PGCon2019 - 3.4

PGCon 2019
The PostgreSQL Conference

Speakers
Peter Geoghegan
Schedule
Day Talks - Day 1 - 2019-05-30
Room DMS 1160
Start time 13:00
Duration 00:45
Info
ID 1282
Event type Lecture
Track Hacking
Language used for presentation English
Feedback

nbtree: An architectural perspective

Many PostgreSQL users have a basic understanding of how Postgres nbtree indexes work internally (e.g., how the structure is maintained, high level details of how a new level is added to the tree, the role of VACUUM in garbage collection). A smaller number have some understanding of advanced topics (e.g., details of Lehman & Yao's B-Link technique, details of crash recovery). Even an experienced backend hacker could be forgiven for concluding that this is all well explored territory, leaving little room for improvement, since all the important components are already in place.
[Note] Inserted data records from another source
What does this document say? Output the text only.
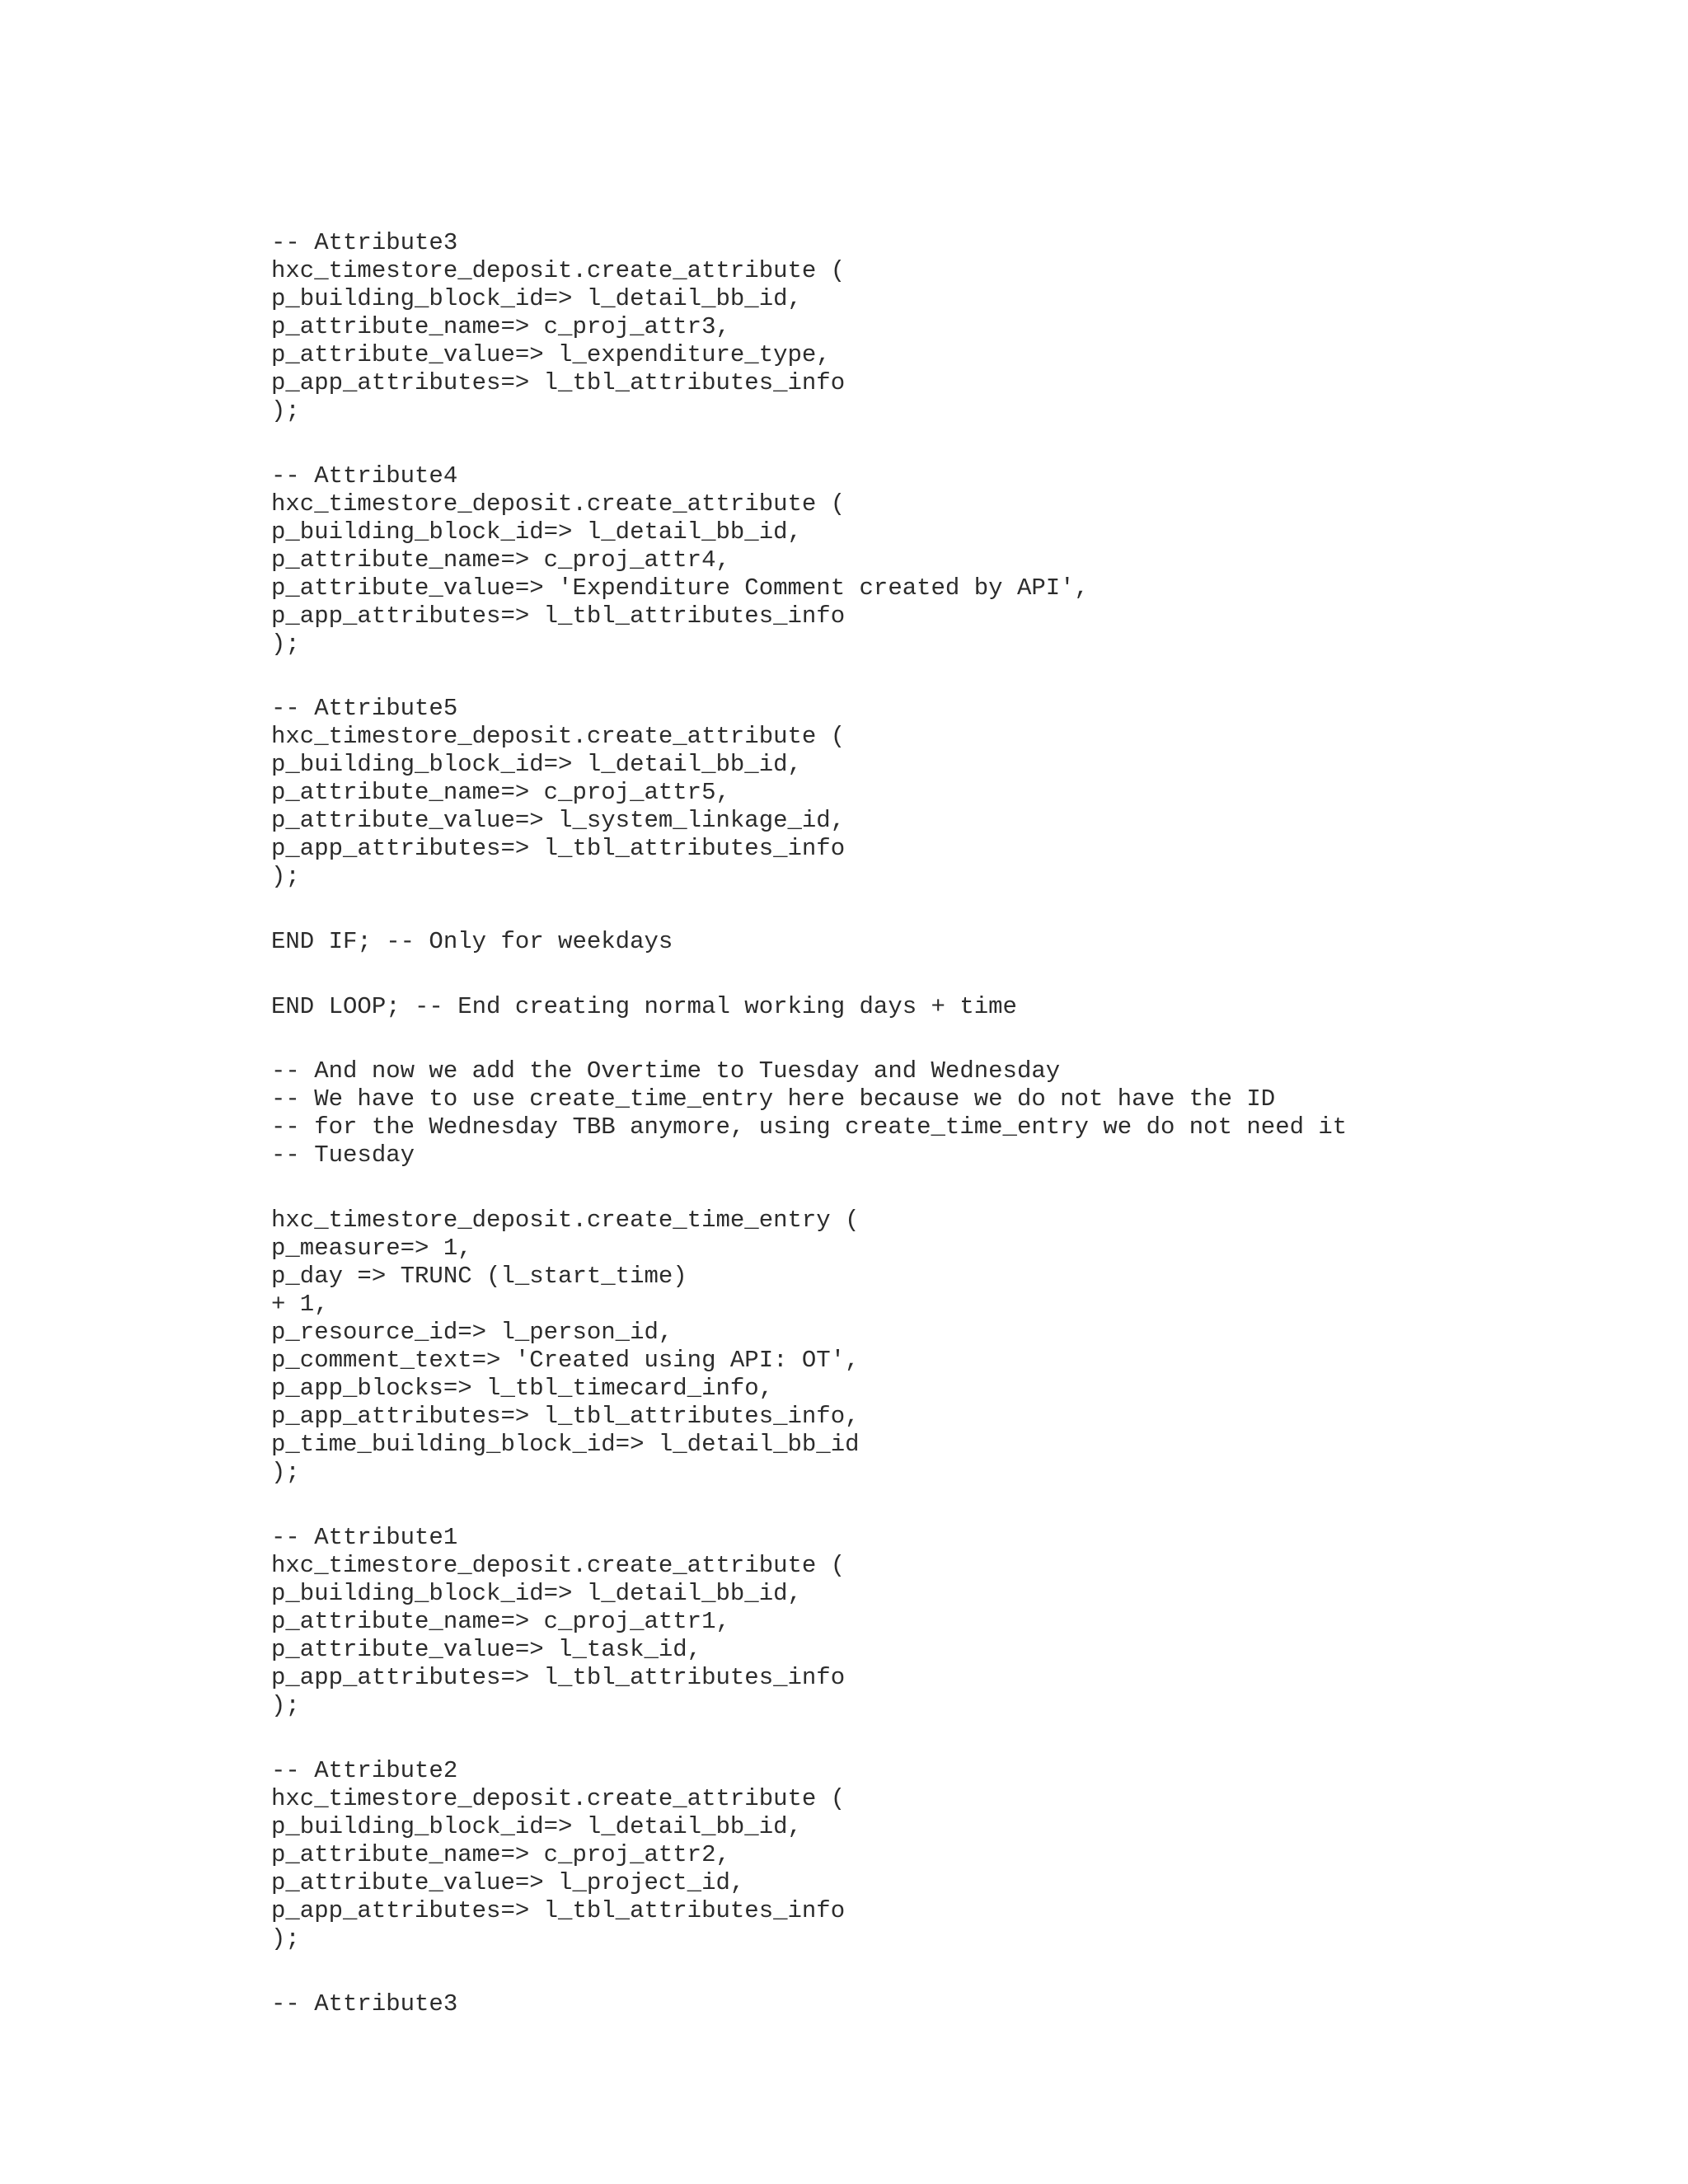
-- Attribute3
hxc_timestore_deposit.create_attribute (
p_building_block_id=> l_detail_bb_id,
p_attribute_name=> c_proj_attr3,
p_attribute_value=> l_expenditure_type,
p_app_attributes=> l_tbl_attributes_info
);
-- Attribute4
hxc_timestore_deposit.create_attribute (
p_building_block_id=> l_detail_bb_id,
p_attribute_name=> c_proj_attr4,
p_attribute_value=> 'Expenditure Comment created by API',
p_app_attributes=> l_tbl_attributes_info
);
-- Attribute5
hxc_timestore_deposit.create_attribute (
p_building_block_id=> l_detail_bb_id,
p_attribute_name=> c_proj_attr5,
p_attribute_value=> l_system_linkage_id,
p_app_attributes=> l_tbl_attributes_info
);
END IF; -- Only for weekdays
END LOOP; -- End creating normal working days + time
-- And now we add the Overtime to Tuesday and Wednesday
-- We have to use create_time_entry here because we do not have the ID
-- for the Wednesday TBB anymore, using create_time_entry we do not need it
-- Tuesday
hxc_timestore_deposit.create_time_entry (
p_measure=> 1,
p_day => TRUNC (l_start_time)
+ 1,
p_resource_id=> l_person_id,
p_comment_text=> 'Created using API: OT',
p_app_blocks=> l_tbl_timecard_info,
p_app_attributes=> l_tbl_attributes_info,
p_time_building_block_id=> l_detail_bb_id
);
-- Attribute1
hxc_timestore_deposit.create_attribute (
p_building_block_id=> l_detail_bb_id,
p_attribute_name=> c_proj_attr1,
p_attribute_value=> l_task_id,
p_app_attributes=> l_tbl_attributes_info
);
-- Attribute2
hxc_timestore_deposit.create_attribute (
p_building_block_id=> l_detail_bb_id,
p_attribute_name=> c_proj_attr2,
p_attribute_value=> l_project_id,
p_app_attributes=> l_tbl_attributes_info
);
-- Attribute3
This view of things is based on a correct premise, and yet cannot explain why nbtree doesn't perform well with certain specific real world workloads. For example, there is an excessive amount of nbtree index bloat created by the industry standard TPC-C benchmark, despite the fact that TPC's transactions rarely update indexed columns, and therefore handily avoid so-called "write amplification". Certain pieces are missing.

Code enhancements (authored by the speaker) that will appear in PostgreSQL 12 will significantly improve matters for affected workloads. In some ways, this work is based on a return to decades old fundamentals. In other ways, it is based on practical experience, involving analyzing real-world index structures in an effort to learn where problems may lie.

This talk will cover:

• A review of the design of nbtree, especially its high level goals.

• The importance of thinking in terms of invariants — the rules underlying what belongs where in the index.

• Interesting ways in which nbtree exceeds what is truly required by the invariants, and how that can be exploited to improve performance.

• Possible future work aimed at reducing CPU cache misses while descending a B-Tree.

• The big picture — how all these techniques are complementary, and worth more than the sum of their parts.